Obesity a driving factor in COVID-19 deaths, global report finds
LONDON – The majority of global COVID-19 deaths have been in countries where many people are obese, with coronavirus fatality rates 10 times higher in nations where at least 50% of adults are overweight, a global study found on Thursday.
The report, which described a “dramatic” correlation between countries’ COVID-19 death and obesity rates, found that 90% or 2.2 million of the 2.5 million deaths from the pandemic disease so far were in countries with high levels of obesity.
The study analysed the COVID-19 death figures from Johns Hopkins University in the United States and the World Health Organization’s Global Health Observatory data on obesity.
Strikingly, the authors said, there is no example of a country where people are generally not overweight or obese having high COVID-19 death rates.
“Look at countries like Japan and South Korea, where they have very low levels of COVID-19 deaths as well as very low levels of adult obesity,” said Tim Lobstein, an expert advisor to the World Obesity Federation and visiting professor at Australia’s Sydney University who co-led the report.
“They have prioritised public health across a range of measures, including population weight, and it has paid off in the pandemic.”
By contrast, the report found that in the United States and Britain, for example, both COVID-19 death rates and obesity levels were among the highest.
The United Kingdom has the world’s third-highest coronavirus death rate and the fourth-highest obesity rate – 184 COVID-19 deaths per 100,000 and 63.7% of adults overweight, according to WHO data – followed by the United States, with 152.49 COVID-19 deaths per 100,000 and 67.9% of adults overweight.
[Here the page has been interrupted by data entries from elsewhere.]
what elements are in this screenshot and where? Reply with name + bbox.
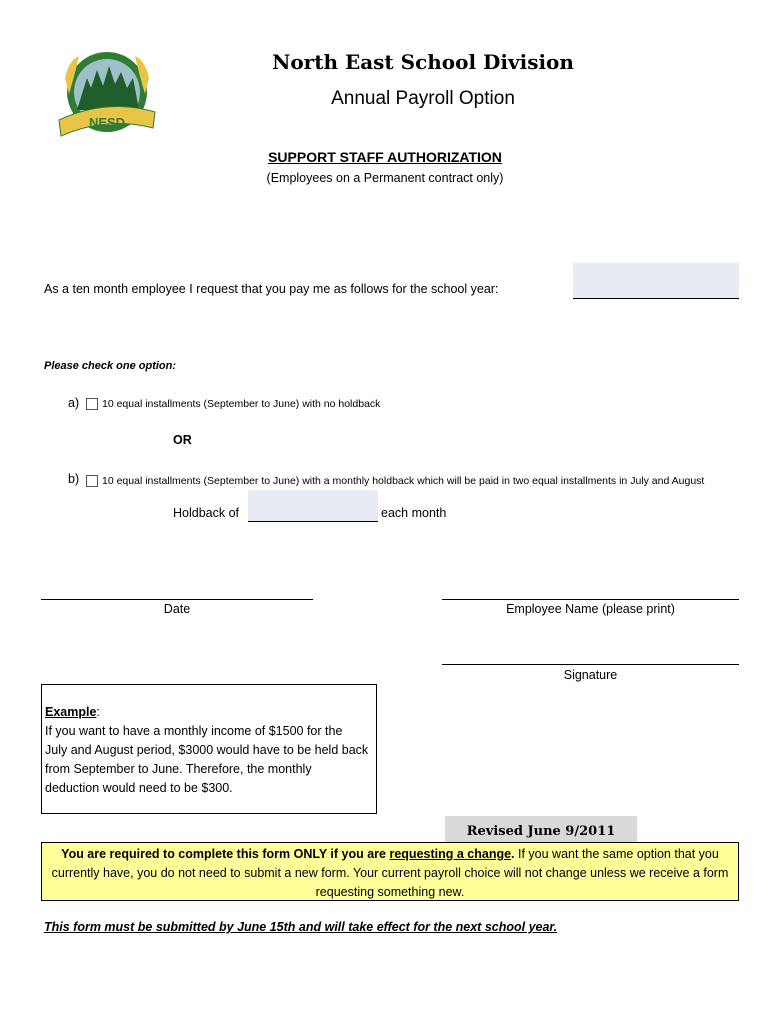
document-title: Annual Payroll Option [331,88,515,109]
notice-emphasis: requesting a change [389,847,512,861]
logo-text: NESD [88,115,126,130]
organization-title: North East School Division [272,50,574,74]
option-a-text: 10 equal installments (September to June) with no holdback [102,398,381,410]
notice-bold: You are required to complete this form ONLY if you are [61,847,386,861]
example-line: July and August period, $3000 would have to be held back [45,743,369,757]
revision-date: Revised June 9/2011 [445,816,637,844]
signature-line[interactable] [442,664,739,665]
school-year-field[interactable] [573,263,739,299]
date-line[interactable] [41,599,313,600]
request-statement: As a ten month employee I request that you pay me as follows for the school year: [44,282,499,296]
signature-label: Signature [563,668,618,682]
notice-box: You are required to complete this form ONLY if you are requesting a change. If you want the same option that you currently have, you do not need to submit a new form. Your current payroll choice will not change unless we receive a form requesting something new. [41,842,739,901]
section-title: SUPPORT STAFF AUTHORIZATION [268,149,502,165]
option-a-letter: a) [68,396,80,410]
option-b-text: 10 equal installments (September to June) with a monthly holdback which will be paid in two equal installments in July and August [102,475,705,487]
holdback-suffix: each month [381,506,447,520]
or-separator: OR [173,433,192,447]
option-a-checkbox[interactable] [86,398,98,410]
example-line: from September to June. Therefore, the monthly [45,762,312,776]
date-label: Date [163,602,191,616]
example-line: If you want to have a monthly income of $1500 for the [45,724,343,738]
example-heading: Example: [45,705,100,719]
employee-name-line[interactable] [442,599,739,600]
example-line: deduction would need to be $300. [45,781,233,795]
check-instruction: Please check one option: [44,360,177,372]
option-b-checkbox[interactable] [86,475,98,487]
notice-rest: If you want the same option that you currently have, you do not need to submit a new form. Your current payroll choice will not change unless we receive a form requesting something new. [51,847,729,899]
example-box [41,684,377,814]
holdback-amount-field[interactable] [248,490,378,522]
option-b-letter: b) [68,472,80,486]
section-subtitle: (Employees on a Permanent contract only) [266,171,504,185]
holdback-label: Holdback of [173,506,240,520]
deadline-note: This form must be submitted by June 15th and will take effect for the next school year. [44,920,558,934]
employee-name-label: Employee Name (please print) [506,602,675,616]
John Wilding, a professor of medicine at Britain’s University of Liverpool and president of the World Obesity Federation, said obesity should be recognised as a key COVID-19 health risk and taken into account in vaccination plans.
“It’s really important that we recognise that obesity … increases the risk,” he said in a statement about the report’s findings. “Therefore, like other diseases such as diabetes and cardiovascular disease, people with obesity should be considered for early priority in vaccination programmes across the world.”